Sturgeon has stressed she will only hold a legal referendum that will take place after the virus crisis is over and not before the end of 2023.
On Friday she pledged “when the time is right, to offer this country the choice of a better future”.
Previous First Minister Alex Salmond fielded a new pro-independence party called Alba calling for immediate steps towards a referendum, but admitted it was unlikely to win any seats.
He attacked Sturgeon on the Through a Scottish Prism podcast, claiming she “lost her nerve on independence” back in 2017 when she shelved a referendum bill and “has never recovered it”.
Salmond stood down as first minister after the first referendum in 2014 saw 55 percent vote “no”. Recent polls suggest “no” would win again in an immediate referendum, as many fear further upheaval post-Brexit.
The SNP pledges that an independent Scotland would seek to rejoin the European Union after most Scots opposed Brexit.
On Friday Johnson’s Tories won a landslide in the northeast parliamentary seat of Hartlepool, in a bitter blow for Labour and its leader of just over a year, Keir Starmer.
The Conservatives have also registered significant gains in council elections and mayoral races in England, embarrassing Labour.
Johnson said the vote was “very encouraging” for his government, while Starmer said he was “bitterly disappointed”.
Bucking the trend, Labour equalled its best ever result in Welsh devolved parliament Senedd Cymru after First Minister Mark Drakeford took a cautious approach to the pandemic.

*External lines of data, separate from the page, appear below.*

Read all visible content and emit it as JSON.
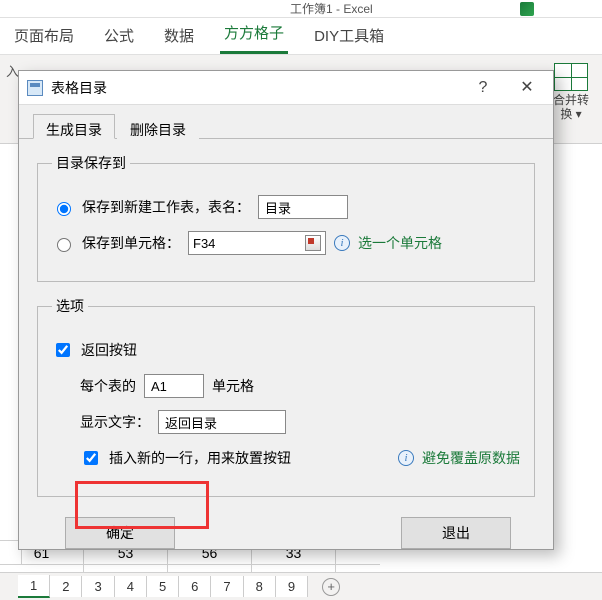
{
  "app": {
    "title": "工作簿1 - Excel"
  },
  "ribbon": {
    "tabs": [
      "页面布局",
      "公式",
      "数据",
      "方方格子",
      "DIY工具箱"
    ],
    "active_index": 3,
    "fragment": "入",
    "right_group": {
      "line1": "合并转",
      "line2": "换 ▾"
    }
  },
  "dialog": {
    "title": "表格目录",
    "help": "?",
    "close": "✕",
    "tabs": {
      "generate": "生成目录",
      "delete": "删除目录",
      "active": 0
    },
    "save_to": {
      "legend": "目录保存到",
      "radio_new_sheet_label": "保存到新建工作表，表名：",
      "new_sheet_name": "目录",
      "radio_cell_label": "保存到单元格：",
      "cell_ref": "F34",
      "pick_cell_link": "选一个单元格"
    },
    "options": {
      "legend": "选项",
      "back_button_label": "返回按钮",
      "each_sheet_prefix": "每个表的",
      "each_sheet_cell": "A1",
      "each_sheet_suffix": "单元格",
      "display_text_label": "显示文字：",
      "display_text_value": "返回目录",
      "insert_row_label": "插入新的一行，用来放置按钮",
      "avoid_overwrite_link": "避免覆盖原数据"
    },
    "buttons": {
      "ok": "确定",
      "exit": "退出"
    }
  },
  "grid": {
    "row": [
      "61",
      "53",
      "56",
      "33"
    ]
  },
  "sheets": [
    "1",
    "2",
    "3",
    "4",
    "5",
    "6",
    "7",
    "8",
    "9"
  ]
}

In London, Labour mayor Sadiq Khan was predicted a narrow victory over Conservative Shaun Bailey.
Labour has won high-profile mayoral races including Western England and Greater Manchester and Liverpool city, where Joanne Anderson has became the UK’s first directly elected black woman mayor.

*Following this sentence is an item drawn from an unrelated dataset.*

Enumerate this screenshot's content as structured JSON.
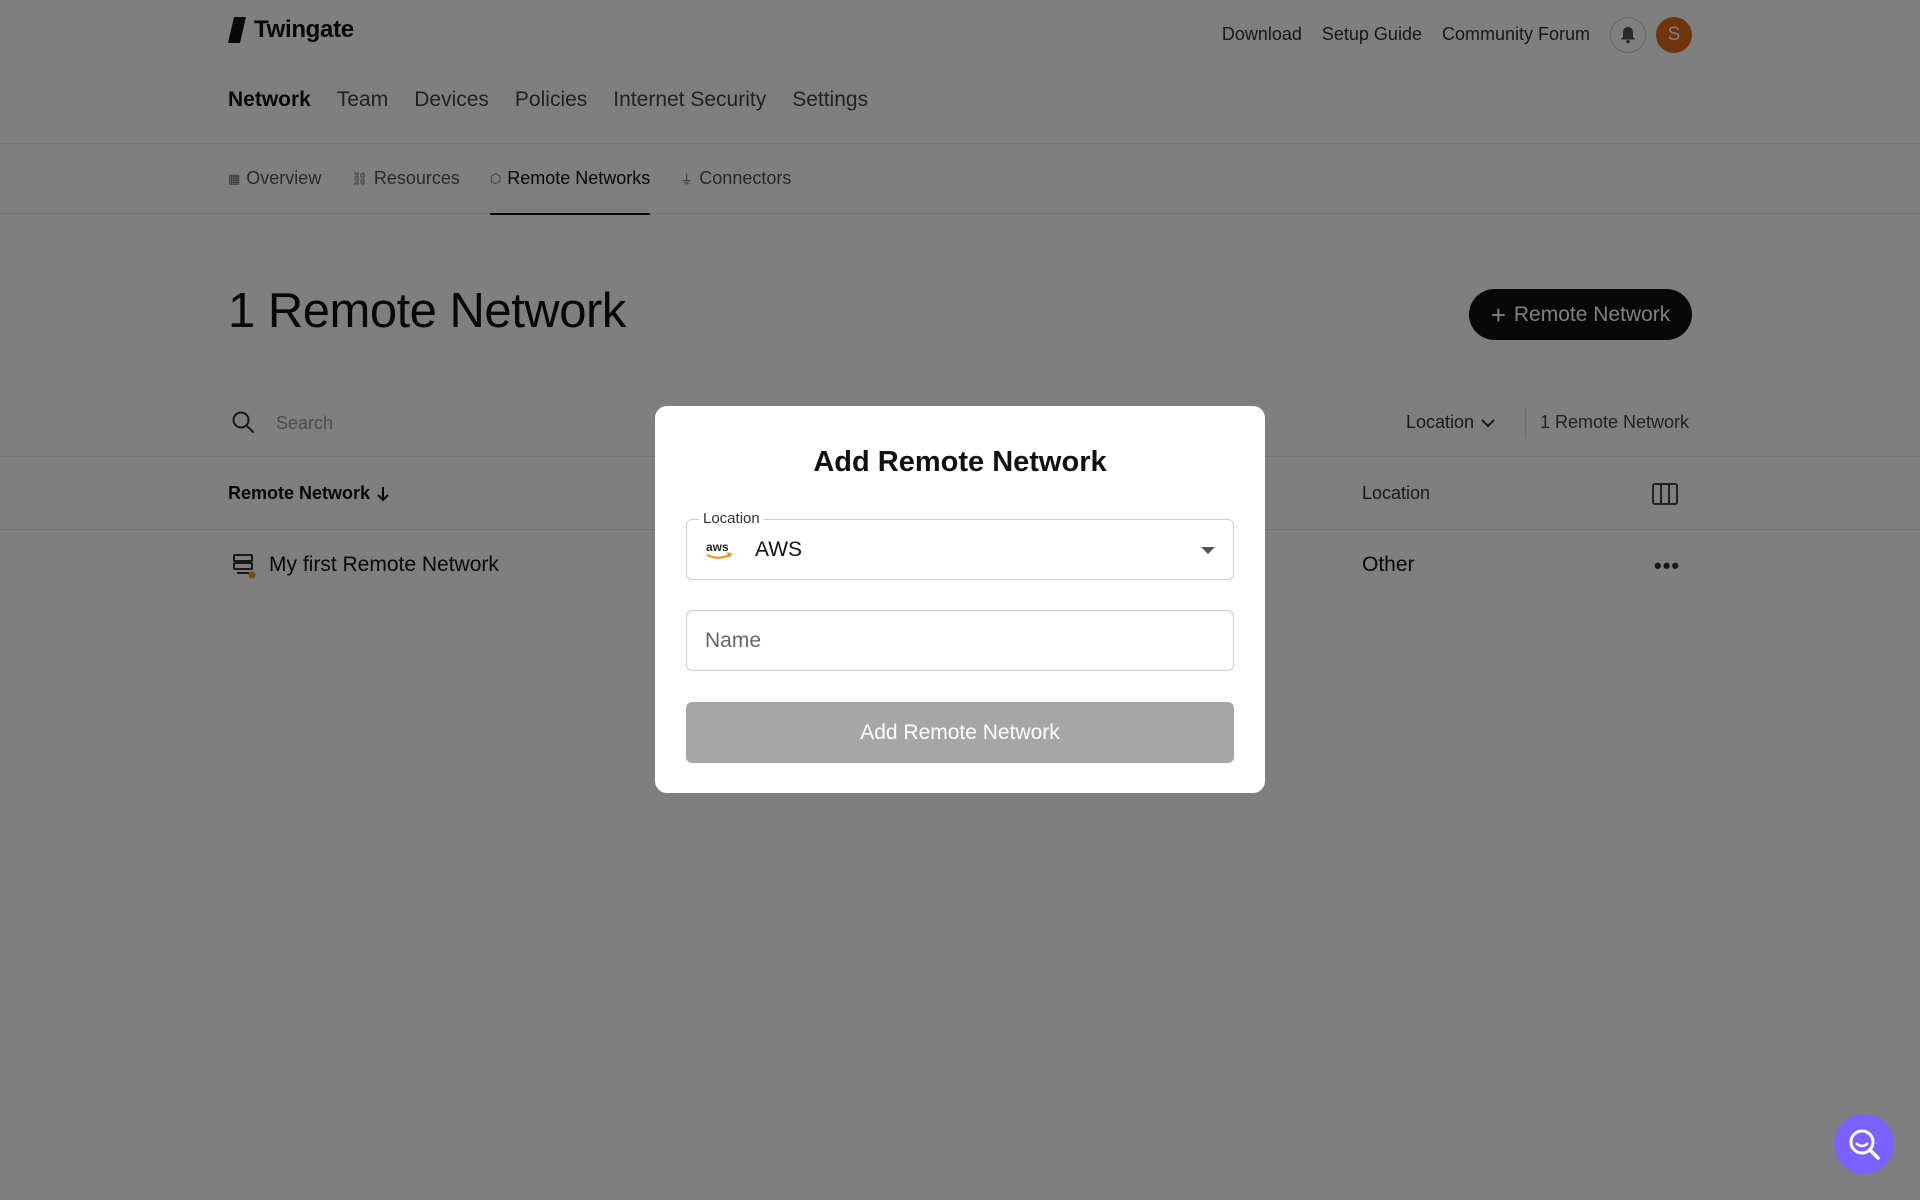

The Tories’ strong showing continued the trend from the last general election in December 2019, when Brexit was the dominant issue and Conservatives grabbed a string of seats across Labour’s so-called “Red Wall” heartlands in northern England.
This time, Johnson has benefited from Britain’s successful vaccine rollout — despite the country also suffering one of the world’s worst Covid-19 death tolls.
Sky News suggested the Tory results were down to a “Boris bounce”.
Dogged by scandals in recent weeks, Johnson also campaigned on his record of finally having “got Brexit done”.
He touted government economic support during the pandemic and the vaccine drive.